アイナちゃんのドジと共に、縄は絡まり、引っかかり、ほどけ、巻きつき……
やがてその縄は、何かに目覚めたかのように、どんどんいやらしく、彼女の体へと食い込んでいく。
そして──
最終ページには、亀甲縛りにされたアイナちゃんの悩殺スマイル!
……もはや説明は不要だろう。
これは“聖書”ではない。
だが、マニアの間ではこう呼ばれている。
神が地上に遺した、“性の書”──
すなわち、“性書”。
そして、めでたく教育委員会によって
「不健全図書」の烙印を押された、栄光の問題作である。
……まぁ、今はそんなこと、どうでもいい。
というのも、どうやら、少々騒ぎすぎたらしい。
さっきまでビン子に頭を垂れていたカリ頭が──今、こちらを向いている。
目は無いはずなのに、まるで何かが自分の奥底まで見透かすような、ぞっとする視線を感じた。
背筋を冷たいものが一気に走り抜け、体の芯から凍りつく思いだった。
──ヤバい!
二人同時に、息を詰めた。心臓が鼓膜の裏で鳴っている。
ドクン! ドクン!
――動くな、オオボラ……!
タカトは視線だけで、そっと合図を送る。口は、動かせない。今、一音でも発したら……その瞬間、奴ははぜる。
オオボラも察していた。
――わかってる……ここで動いたら、終わる……
音を殺し、気配を絞り、まるで空気の一部になろうとする。
だが、それでも伝わってくる。カリ頭からの“何か”が。
──“視られている”……明らかに。
オオボラはそろりそろりと、一歩、また一歩と距離を取る。
しかし、もはや距離の問題ではなかった。
奴との間合いは手を伸ばせば届く範囲。
いや──もはや空気ごと、奴の射程だ。
オオボラのこめかみを、汗が伝う。
熱い。痛い。
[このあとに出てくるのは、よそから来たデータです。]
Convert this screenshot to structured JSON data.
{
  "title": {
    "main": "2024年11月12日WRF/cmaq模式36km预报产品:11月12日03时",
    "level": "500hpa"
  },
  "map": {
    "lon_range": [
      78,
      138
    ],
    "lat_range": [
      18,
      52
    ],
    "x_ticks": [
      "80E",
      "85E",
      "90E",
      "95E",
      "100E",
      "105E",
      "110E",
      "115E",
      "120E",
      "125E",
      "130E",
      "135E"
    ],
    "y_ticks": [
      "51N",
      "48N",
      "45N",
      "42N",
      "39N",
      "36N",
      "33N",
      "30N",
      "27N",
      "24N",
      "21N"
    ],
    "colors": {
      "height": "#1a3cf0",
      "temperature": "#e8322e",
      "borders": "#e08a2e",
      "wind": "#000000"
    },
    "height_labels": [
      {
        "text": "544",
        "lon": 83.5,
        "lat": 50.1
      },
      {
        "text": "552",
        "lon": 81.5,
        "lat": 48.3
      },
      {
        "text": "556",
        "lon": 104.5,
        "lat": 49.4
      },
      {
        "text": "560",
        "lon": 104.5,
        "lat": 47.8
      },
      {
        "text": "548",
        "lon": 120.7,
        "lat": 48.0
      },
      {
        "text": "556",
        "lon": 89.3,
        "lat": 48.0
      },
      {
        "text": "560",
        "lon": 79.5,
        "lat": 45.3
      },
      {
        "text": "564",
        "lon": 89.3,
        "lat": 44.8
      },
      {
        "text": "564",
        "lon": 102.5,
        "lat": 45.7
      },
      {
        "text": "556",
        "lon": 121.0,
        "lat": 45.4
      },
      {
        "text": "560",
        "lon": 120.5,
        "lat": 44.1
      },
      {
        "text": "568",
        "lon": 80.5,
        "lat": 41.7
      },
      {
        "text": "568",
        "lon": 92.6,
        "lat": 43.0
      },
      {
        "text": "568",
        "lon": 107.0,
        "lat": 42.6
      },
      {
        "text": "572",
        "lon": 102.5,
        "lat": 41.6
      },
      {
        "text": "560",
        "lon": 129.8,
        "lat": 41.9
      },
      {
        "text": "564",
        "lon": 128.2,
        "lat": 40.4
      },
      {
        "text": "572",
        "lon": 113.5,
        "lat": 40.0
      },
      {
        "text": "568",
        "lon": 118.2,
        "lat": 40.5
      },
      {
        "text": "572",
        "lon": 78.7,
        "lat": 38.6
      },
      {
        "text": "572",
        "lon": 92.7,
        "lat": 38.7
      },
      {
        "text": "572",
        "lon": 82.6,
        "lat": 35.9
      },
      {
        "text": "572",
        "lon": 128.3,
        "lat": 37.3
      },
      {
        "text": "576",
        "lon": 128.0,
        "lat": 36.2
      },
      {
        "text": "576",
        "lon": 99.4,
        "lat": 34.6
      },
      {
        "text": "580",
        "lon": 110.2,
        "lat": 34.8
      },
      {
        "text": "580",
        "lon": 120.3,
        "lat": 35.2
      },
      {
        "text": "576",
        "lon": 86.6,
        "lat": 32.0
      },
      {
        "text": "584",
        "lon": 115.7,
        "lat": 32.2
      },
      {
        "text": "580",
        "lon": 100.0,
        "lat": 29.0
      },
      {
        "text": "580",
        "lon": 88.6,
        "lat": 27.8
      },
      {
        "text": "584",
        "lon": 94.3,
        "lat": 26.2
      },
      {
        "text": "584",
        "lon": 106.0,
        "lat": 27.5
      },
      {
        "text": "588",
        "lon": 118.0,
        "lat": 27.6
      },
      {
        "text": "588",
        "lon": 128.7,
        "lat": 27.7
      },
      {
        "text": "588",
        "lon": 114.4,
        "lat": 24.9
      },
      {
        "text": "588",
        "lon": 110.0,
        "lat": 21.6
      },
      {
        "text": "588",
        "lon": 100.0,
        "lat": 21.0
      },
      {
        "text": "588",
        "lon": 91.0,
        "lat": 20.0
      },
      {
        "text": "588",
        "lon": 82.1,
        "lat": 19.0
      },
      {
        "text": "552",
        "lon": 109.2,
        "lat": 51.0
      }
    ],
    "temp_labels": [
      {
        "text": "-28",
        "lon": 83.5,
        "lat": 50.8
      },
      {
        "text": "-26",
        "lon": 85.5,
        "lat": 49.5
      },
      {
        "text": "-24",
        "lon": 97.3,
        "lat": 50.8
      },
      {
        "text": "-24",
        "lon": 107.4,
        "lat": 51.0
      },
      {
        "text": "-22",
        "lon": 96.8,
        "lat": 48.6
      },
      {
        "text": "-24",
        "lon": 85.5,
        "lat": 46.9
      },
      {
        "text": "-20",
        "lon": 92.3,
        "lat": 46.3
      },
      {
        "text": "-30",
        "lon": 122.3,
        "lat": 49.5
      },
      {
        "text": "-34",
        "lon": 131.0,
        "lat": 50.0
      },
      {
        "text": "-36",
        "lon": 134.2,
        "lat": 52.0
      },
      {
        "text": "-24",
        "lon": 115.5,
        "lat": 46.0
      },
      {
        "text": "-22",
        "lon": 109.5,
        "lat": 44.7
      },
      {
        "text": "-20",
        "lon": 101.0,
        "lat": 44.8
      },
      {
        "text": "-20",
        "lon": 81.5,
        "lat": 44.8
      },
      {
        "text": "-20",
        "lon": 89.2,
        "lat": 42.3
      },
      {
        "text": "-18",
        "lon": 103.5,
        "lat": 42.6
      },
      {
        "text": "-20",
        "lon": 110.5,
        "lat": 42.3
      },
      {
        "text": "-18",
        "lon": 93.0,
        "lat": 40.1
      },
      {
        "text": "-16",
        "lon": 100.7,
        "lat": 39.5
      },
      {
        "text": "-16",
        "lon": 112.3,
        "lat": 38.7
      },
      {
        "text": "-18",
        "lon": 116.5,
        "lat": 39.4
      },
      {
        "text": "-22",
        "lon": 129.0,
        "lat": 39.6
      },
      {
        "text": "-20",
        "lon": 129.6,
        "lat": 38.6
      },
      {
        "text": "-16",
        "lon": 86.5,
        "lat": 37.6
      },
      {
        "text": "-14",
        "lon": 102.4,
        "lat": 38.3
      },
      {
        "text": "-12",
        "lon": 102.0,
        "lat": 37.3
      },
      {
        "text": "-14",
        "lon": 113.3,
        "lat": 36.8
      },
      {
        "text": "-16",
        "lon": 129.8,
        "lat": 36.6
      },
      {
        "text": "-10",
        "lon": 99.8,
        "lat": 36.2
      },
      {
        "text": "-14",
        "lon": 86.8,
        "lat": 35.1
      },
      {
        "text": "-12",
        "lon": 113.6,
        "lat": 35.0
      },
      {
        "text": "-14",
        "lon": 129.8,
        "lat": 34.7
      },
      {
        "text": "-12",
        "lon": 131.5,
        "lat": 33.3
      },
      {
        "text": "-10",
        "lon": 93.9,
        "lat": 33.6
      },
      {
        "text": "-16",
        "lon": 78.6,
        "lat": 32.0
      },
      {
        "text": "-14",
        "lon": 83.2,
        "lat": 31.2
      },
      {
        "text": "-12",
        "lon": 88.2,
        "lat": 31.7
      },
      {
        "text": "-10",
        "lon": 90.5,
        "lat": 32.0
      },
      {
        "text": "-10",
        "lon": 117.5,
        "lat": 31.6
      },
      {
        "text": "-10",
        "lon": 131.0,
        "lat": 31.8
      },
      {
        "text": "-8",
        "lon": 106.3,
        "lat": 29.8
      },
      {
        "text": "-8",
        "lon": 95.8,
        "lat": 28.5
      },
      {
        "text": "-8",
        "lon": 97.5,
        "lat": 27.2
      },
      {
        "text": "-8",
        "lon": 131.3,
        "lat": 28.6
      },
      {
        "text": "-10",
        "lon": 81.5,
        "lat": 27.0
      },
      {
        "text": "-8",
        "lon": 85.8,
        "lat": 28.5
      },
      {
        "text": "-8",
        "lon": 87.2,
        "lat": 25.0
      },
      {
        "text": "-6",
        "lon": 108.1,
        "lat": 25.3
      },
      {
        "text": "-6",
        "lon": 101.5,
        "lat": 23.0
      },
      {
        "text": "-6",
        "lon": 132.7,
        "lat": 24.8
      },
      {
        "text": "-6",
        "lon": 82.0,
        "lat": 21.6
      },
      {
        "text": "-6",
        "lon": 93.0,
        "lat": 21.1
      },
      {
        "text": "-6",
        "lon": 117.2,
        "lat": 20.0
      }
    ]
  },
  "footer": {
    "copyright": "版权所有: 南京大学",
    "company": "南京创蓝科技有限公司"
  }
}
肌の上を焼きつけるような恐怖の滴。
やがて、その汗が──
ポタリ。
地面に落ちた。
その瞬間だった。
カリ頭が、ピクリ、と反応する。
確かにオオボラの動きを“捉えた”──そんな直感が、脊髄を撃ち抜いた。
カリ頭が、ゆっくりと向きを変える。
頭の先端から、ねっとりとした液体がボタボタと垂れている。
それはただの生理現象なのか、警戒のサインなのか、あるいは──喜びなのか。
じり……じり……と前進する。
無音で、だが確実に、オオボラへ向かっている。
オオボラの全身が凍りつく。
皮膚は粟立ち、背骨がきしみ、内臓が締め上げられる。
──終わったか……
その思考さえ、頭の表面をなぞるようにしか浮かばない。
だが──
飛びかかってこない。
なぜだ?
殺気はある。視線もある。射程も十分。
それでも、奴は“まだ”動かない。
……それが逆に、たまらなく怖かった。